The last weekend of January 2016 saw the 10th anniversary of Leeds’ most esteemed basement, Wire. The club used the weekend to throw a double header of birthday celebrations, with the Friday paying respects to their heritage of house, techno and less easily definable mutations of the two, and the Saturday seeing a nod to their drum and bass roots. The Friday night was the big draw for us, due to a lineup that saw two thirds of Hessle Audio, Pearson Sound & Pangaea, billed to play back to back with Midland, with support coming from the club’s booker Hamish Cole.
The three headlining were not picked simply because of their lofty reputations, but instead because they have all spent the formative years of their clubbing life in Leeds and particularly Wire. They were all involved in the excellent Ruffage night at the club in days gone by, and although the music has changed from their off-kilter dubstep to similarly left-field interpretations of house and techno, it is clear that time spent at Wire has influenced their career massively. The Hessle Audio boys’ Leeds roots are well advertised, with the label and collective taking its name from the Hessle streets in Hyde Park where the group met at University. On the other hand, Midland’s Leeds connections are less overt, but he actually spent time working behind the bar at Wire when at University, and his strong emotional connection to the club was displayed by this Facebook post the day of the gig.

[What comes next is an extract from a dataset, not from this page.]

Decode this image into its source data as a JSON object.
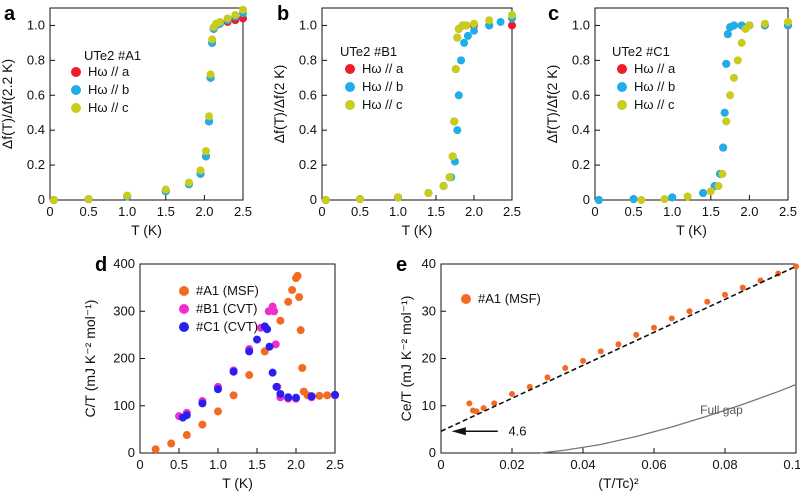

Instead of an all-night back to back, the three artists were billed for 90 minutes each, before a free for all at the end. The night began with Hamish warming up, playing some of the irresistibly smooth selections that keen-eared Leeds clubbers will recognise him for, including a very welcome spin out of Pépé Bradock’s ‘Vermeille’. Midland followed at 1am, taking things in a tougher and more rhythmically complex direction, mixing between afrobeat-inspired oddities and more linear house music. Midland’s inspired selection of The Maghreban’s ‘Wonder Woman’ showed that the Versatile Records release was almost built with Wire’s Funktion One system in mind, leading to the glorious sight of elated dancers slapping the front panel in front of the DJ booth. Following from Midland was Pearson Sound, Pearson took things in a percussive direction, playing from a collection of largely unidentifiable wall-shaking drum tracks. Pearson’s set was so wonderfully syncopated that he managed to turn a reasonably textbook 4/4 tech-house tune into a curveball, playing Sebo K’s UK rave inspired ‘Restless (Darkness Mix)’ to offer the dancefloor a release through linearity. For the final solo set of the night, Pangaea stepped up to the booth.
While his Hessle counterparts Ben UFO & Pearson have reputations for a rhythmically anarchical approach to DJing, Pangaea’s sets have been characterised by his linear and recursive approach to playing 4/4 techno. Similarly to Pearson’s selection of the Sebo K track, it was interesting how this loopy, European approach to techno acts as an outlier alongside his UK colleagues. Pangaea’s selections didn’t disappoint in this regard, upping the tempo to something approaching the mid 130 mark to eliminate any fair weather elements left in the crowd when his set began at 4am. The music was also fantastic, with the punishing acid tones of James Ruskin’s ‘No Trace’ being a particular highlight. After Pangaea’s set the three headliners traded off in back-to-back till the early hours, inviting Hamish to join in the fun, solidifying the family atmosphere that epitomises the club’s approach.